Another challenge is that although many features are available in mHealth applications, it is not known which of these are responsible for any observed effects (i.e., are the “active ingredients”) or which features might be most important for different types of patients. Research will need to address these questions.
Finally, technological advances proceed so swiftly that research can hardly keep pace; by the time results from a randomized clinical trial are available and published, the application studied may already be outdated (and, possibly, its results as well) (Baker et al. 2014). Nevertheless, this rapid progress also offers opportunities. For example, continuously evolving technology will make it possible to include new tools and services in mHealth applications, such as wirelessly connecting an application to BrAC testing (Alessi and Petry 2013). Other potential features and applications may include the use of data from mHealth systems to create models that predict relapse (Chih et al. 2014) and initiate measures to prevent its occurrence; multimedia delivery of interventions (Gustafson et al. 2014); and tailored delivery of intervention components to make the applications optimally effective (Gustafson et al. 2014; Mason et al. 2014; Suffoletto et al. 2012; Weitzel et al. 2007). The gold standard of scientific evidence—the randomized trial—may be an unrealistically high bar in this fast-changing field that already is saturated with commercial applications that lack evidence (Baker et al. 2014; Cohn et al. 2011). Instead, researchers could use statistically efficient designs (such as fractional-factorial and quasi-experimental designs) as well as surrogate endpoints to evaluate interventions and delivery systems already in use.
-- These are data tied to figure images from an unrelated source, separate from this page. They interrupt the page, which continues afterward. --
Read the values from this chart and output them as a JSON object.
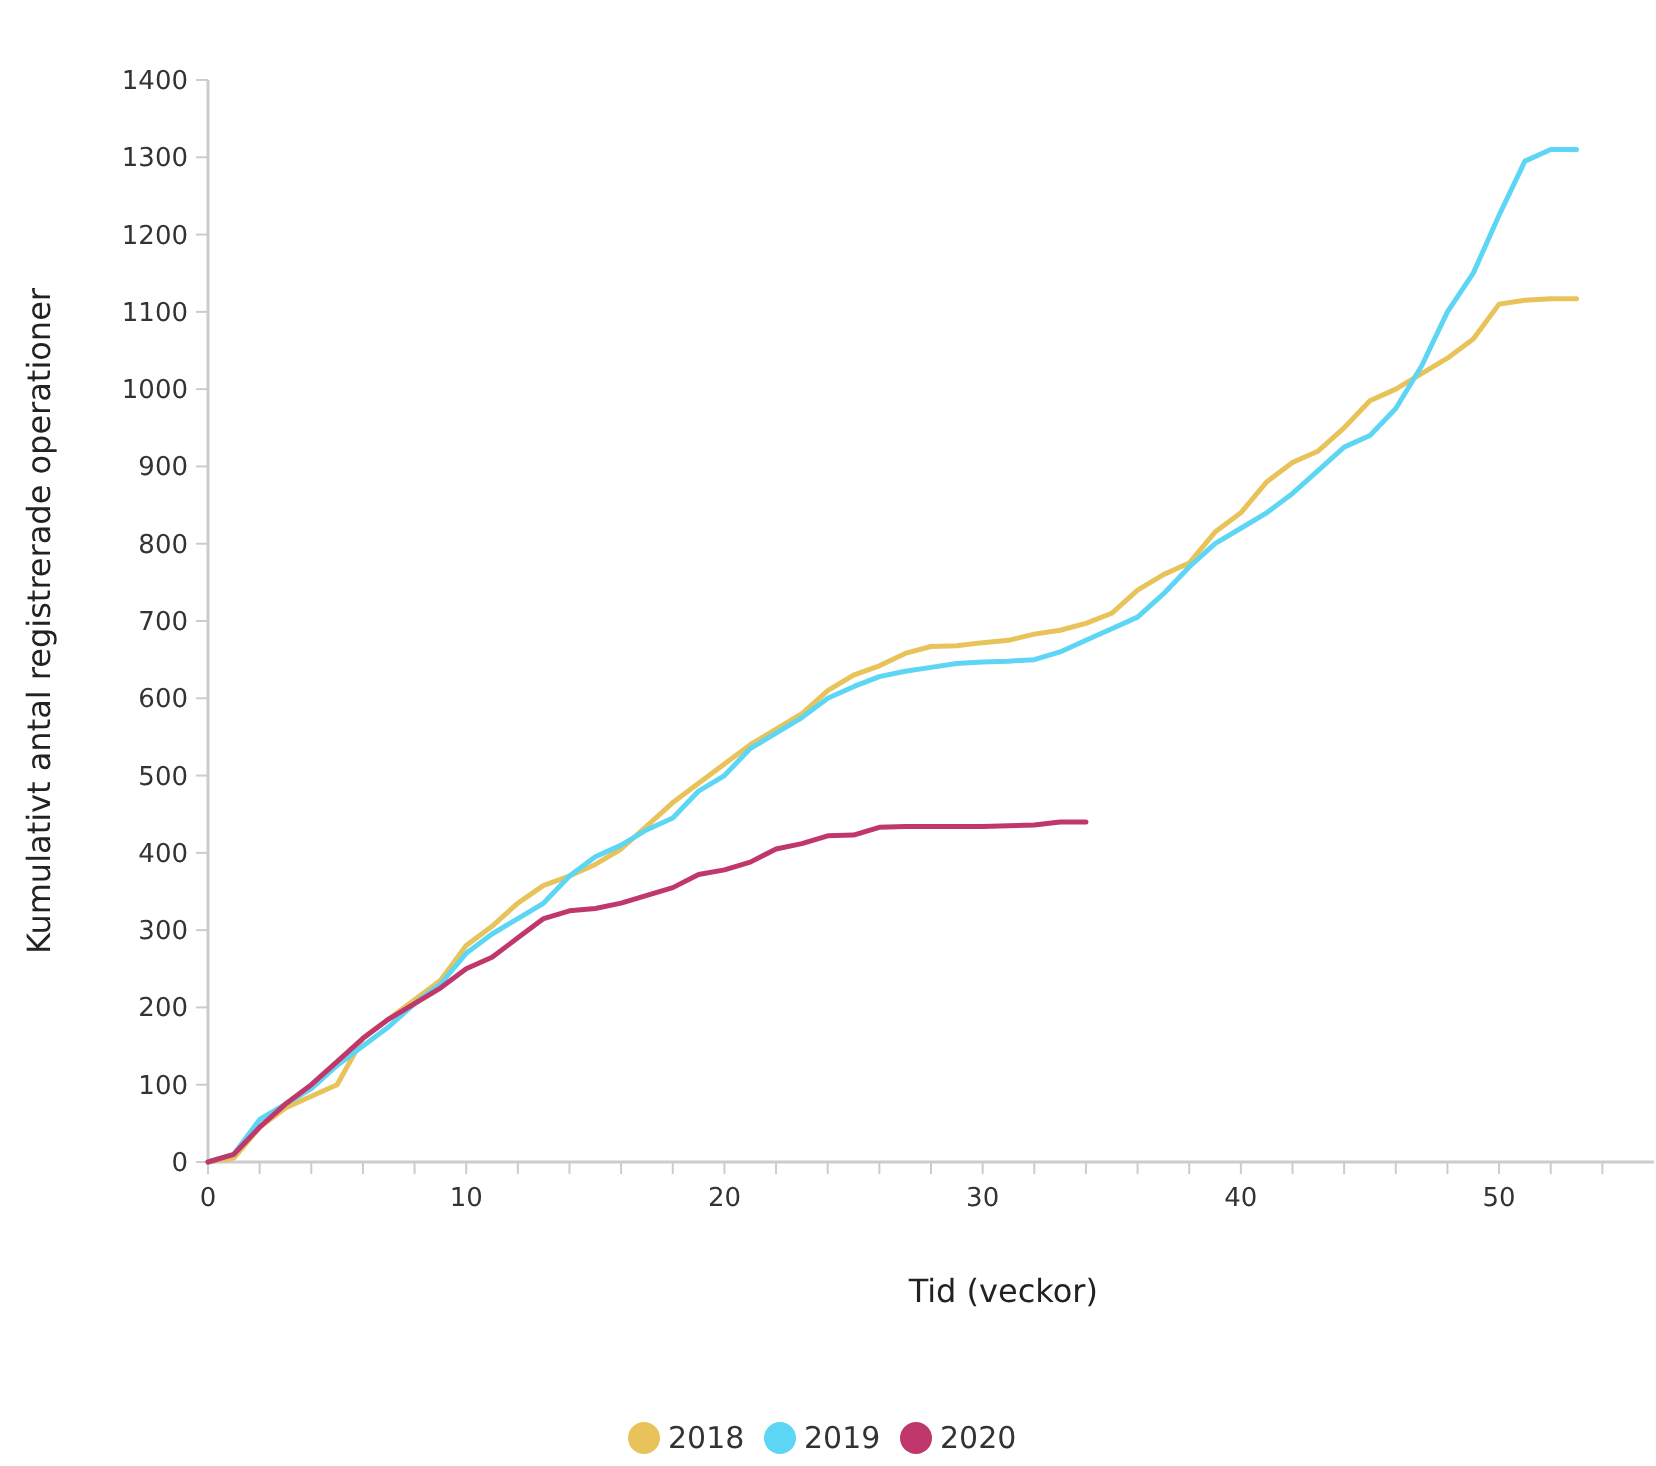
{
  "chart_data": {
    "type": "line",
    "xlabel": "Tid (veckor)",
    "ylabel": "Kumulativt antal registrerade operationer",
    "xlim": [
      0,
      56
    ],
    "xticks": [
      0,
      {
        "value": 2,
        "label": null
      },
      {
        "value": 4,
        "label": null
      },
      {
        "value": 6,
        "label": null
      },
      {
        "value": 8,
        "label": null
      },
      10,
      {
        "value": 12,
        "label": null
      },
      {
        "value": 14,
        "label": null
      },
      {
        "value": 16,
        "label": null
      },
      {
        "value": 18,
        "label": null
      },
      20,
      {
        "value": 22,
        "label": null
      },
      {
        "value": 24,
        "label": null
      },
      {
        "value": 26,
        "label": null
      },
      {
        "value": 28,
        "label": null
      },
      30,
      {
        "value": 32,
        "label": null
      },
      {
        "value": 34,
        "label": null
      },
      {
        "value": 36,
        "label": null
      },
      {
        "value": 38,
        "label": null
      },
      40,
      {
        "value": 42,
        "label": null
      },
      {
        "value": 44,
        "label": null
      },
      {
        "value": 46,
        "label": null
      },
      {
        "value": 48,
        "label": null
      },
      50,
      {
        "value": 52,
        "label": null
      },
      {
        "value": 54,
        "label": null
      }
    ],
    "ylim": [
      0,
      1400
    ],
    "yticks": [
      0,
      100,
      200,
      300,
      400,
      500,
      600,
      700,
      800,
      900,
      1000,
      1100,
      1200,
      1300,
      1400
    ],
    "grid": false,
    "legend": "bottom",
    "marker": "none",
    "line_style": "solid",
    "series": [
      {
        "name": "2018",
        "color": "#e8c35a",
        "x": [
          0,
          1,
          2,
          3,
          4,
          5,
          6,
          7,
          8,
          9,
          10,
          11,
          12,
          13,
          14,
          15,
          16,
          17,
          18,
          19,
          20,
          21,
          22,
          23,
          24,
          25,
          26,
          27,
          28,
          29,
          30,
          31,
          32,
          33,
          34,
          35,
          36,
          37,
          38,
          39,
          40,
          41,
          42,
          43,
          44,
          45,
          46,
          47,
          48,
          49,
          50,
          51,
          52,
          53
        ],
        "values": [
          0,
          5,
          45,
          70,
          85,
          100,
          160,
          185,
          210,
          235,
          280,
          305,
          335,
          358,
          370,
          385,
          405,
          435,
          465,
          490,
          515,
          540,
          560,
          580,
          610,
          630,
          642,
          658,
          667,
          668,
          672,
          675,
          683,
          688,
          697,
          710,
          740,
          760,
          775,
          815,
          840,
          880,
          905,
          920,
          950,
          985,
          1000,
          1020,
          1040,
          1065,
          1110,
          1115,
          1117,
          1117
        ]
      },
      {
        "name": "2019",
        "color": "#5dd6f5",
        "x": [
          0,
          1,
          2,
          3,
          4,
          5,
          6,
          7,
          8,
          9,
          10,
          11,
          12,
          13,
          14,
          15,
          16,
          17,
          18,
          19,
          20,
          21,
          22,
          23,
          24,
          25,
          26,
          27,
          28,
          29,
          30,
          31,
          32,
          33,
          34,
          35,
          36,
          37,
          38,
          39,
          40,
          41,
          42,
          43,
          44,
          45,
          46,
          47,
          48,
          49,
          50,
          51,
          52,
          53
        ],
        "values": [
          0,
          10,
          55,
          75,
          95,
          125,
          150,
          175,
          205,
          230,
          270,
          295,
          315,
          335,
          370,
          395,
          410,
          430,
          445,
          480,
          500,
          535,
          555,
          575,
          600,
          615,
          628,
          635,
          640,
          645,
          647,
          648,
          650,
          660,
          675,
          690,
          705,
          735,
          770,
          800,
          820,
          840,
          865,
          895,
          925,
          940,
          975,
          1030,
          1100,
          1150,
          1225,
          1295,
          1310,
          1310
        ]
      },
      {
        "name": "2020",
        "color": "#c0386b",
        "x": [
          0,
          1,
          2,
          3,
          4,
          5,
          6,
          7,
          8,
          9,
          10,
          11,
          12,
          13,
          14,
          15,
          16,
          17,
          18,
          19,
          20,
          21,
          22,
          23,
          24,
          25,
          26,
          27,
          28,
          29,
          30,
          31,
          32,
          33,
          34
        ],
        "values": [
          0,
          10,
          45,
          75,
          100,
          130,
          160,
          185,
          205,
          225,
          250,
          265,
          290,
          315,
          325,
          328,
          335,
          345,
          355,
          372,
          378,
          388,
          405,
          412,
          422,
          423,
          433,
          434,
          434,
          434,
          434,
          435,
          436,
          440,
          440
        ]
      }
    ]
  }
}
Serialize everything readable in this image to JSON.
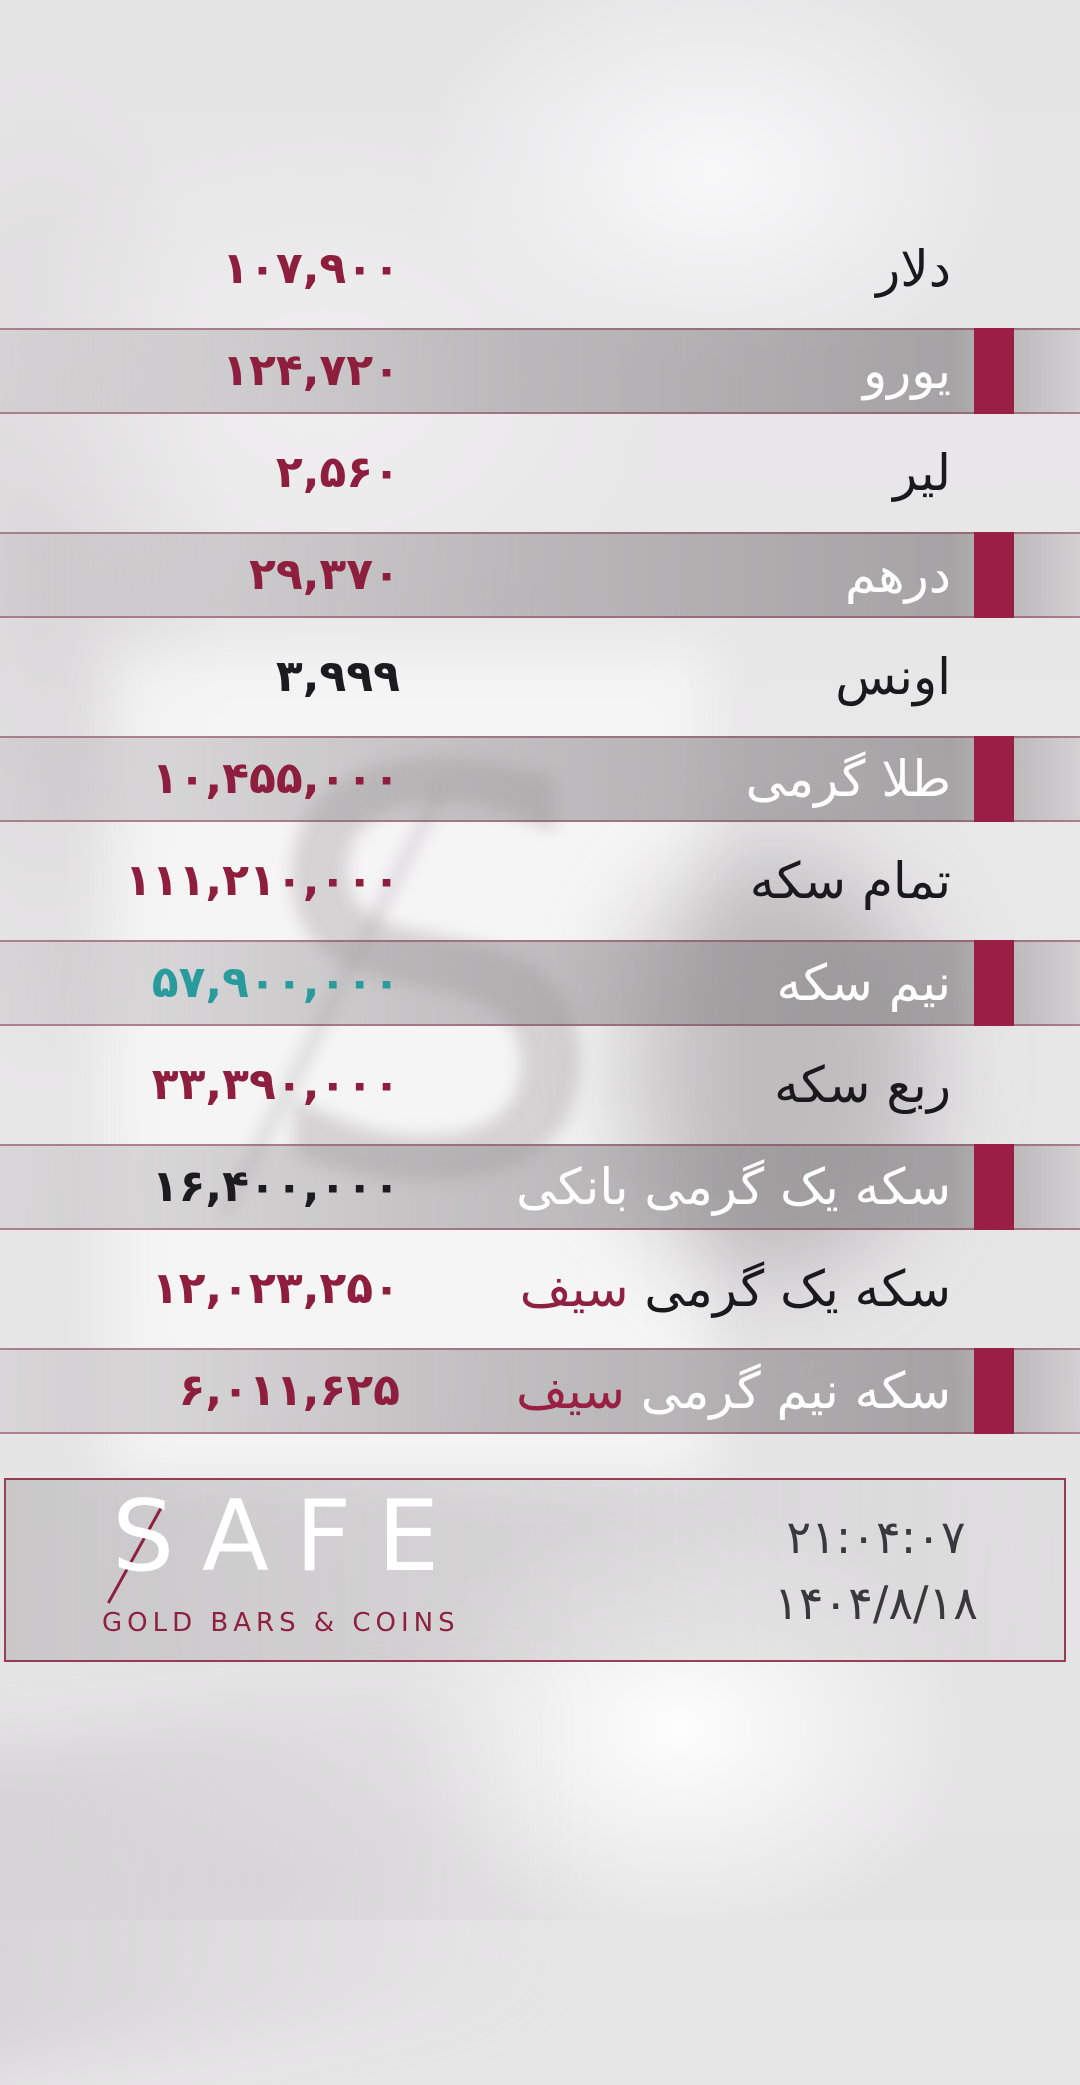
{
  "board": {
    "rows": [
      {
        "label": "دلار",
        "highlight": "",
        "value": "۱۰۷,۹۰۰",
        "value_color": "crimson",
        "band": false
      },
      {
        "label": "یورو",
        "highlight": "",
        "value": "۱۲۴,۷۲۰",
        "value_color": "crimson",
        "band": true
      },
      {
        "label": "لیر",
        "highlight": "",
        "value": "۲,۵۶۰",
        "value_color": "crimson",
        "band": false
      },
      {
        "label": "درهم",
        "highlight": "",
        "value": "۲۹,۳۷۰",
        "value_color": "crimson",
        "band": true
      },
      {
        "label": "اونس",
        "highlight": "",
        "value": "۳,۹۹۹",
        "value_color": "black",
        "band": false
      },
      {
        "label": "طلا گرمی",
        "highlight": "",
        "value": "۱۰,۴۵۵,۰۰۰",
        "value_color": "crimson",
        "band": true
      },
      {
        "label": "تمام سکه",
        "highlight": "",
        "value": "۱۱۱,۲۱۰,۰۰۰",
        "value_color": "crimson",
        "band": false
      },
      {
        "label": "نیم سکه",
        "highlight": "",
        "value": "۵۷,۹۰۰,۰۰۰",
        "value_color": "teal",
        "band": true
      },
      {
        "label": "ربع سکه",
        "highlight": "",
        "value": "۳۳,۳۹۰,۰۰۰",
        "value_color": "crimson",
        "band": false
      },
      {
        "label": "سکه یک گرمی بانکی",
        "highlight": "",
        "value": "۱۶,۴۰۰,۰۰۰",
        "value_color": "black",
        "band": true
      },
      {
        "label": "سکه یک گرمی",
        "highlight": "سیف",
        "value": "۱۲,۰۲۳,۲۵۰",
        "value_color": "crimson",
        "band": false
      },
      {
        "label": "سکه نیم گرمی",
        "highlight": "سیف",
        "value": "۶,۰۱۱,۶۲۵",
        "value_color": "crimson",
        "band": true
      }
    ]
  },
  "footer": {
    "brand": "SAFE",
    "brand_sub": "GOLD BARS & COINS",
    "time": "۲۱:۰۴:۰۷",
    "date": "۱۴۰۴/۸/۱۸"
  },
  "watermark": "S",
  "colors": {
    "accent_crimson": "#9a1f44",
    "value_crimson": "#8e1e3d",
    "value_teal": "#2a9b9d",
    "value_black": "#1c1c1f",
    "band_border": "#862c46"
  }
}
Thus, the pace of technological advances offers both a challenge to researchers and great promise for the development of new and effective mHealth approaches.
Acknowledgments
Research support is provided by the National Institute on Drug Abuse (R01–DA–034279–01, R01–DA–O30431–01) and the Agency for Healthcare Research & Quality (5–P50–HS–019917–02). The authors of this invited article currently are (or in the case of Dr. Chih, previously were) affiliated with the Center for Health Enhancement Systems Studies, a research center at the University of Wisconsin–Madison that designed A-CHESS, one of the mobile health systems for alcohol treatment reviewed in this article. The authors thank Dr. Patrick Dulin from the University of Alaska (developer of LBMI-A, also reviewed) for his contributions to the article.
Disclosures
Dr. Quanbeck, Mr. Isham, Ms. Johnson, and Dr. Gustafson have shareholder interest in CHESS Mobile Health, a Web-based health care technology for patients and family members. In addition, Dr. Quanbeck provides consulting to health care organizations through the nonprofit organization, NIATx Foundation. All other authors declare that they have no competing interests.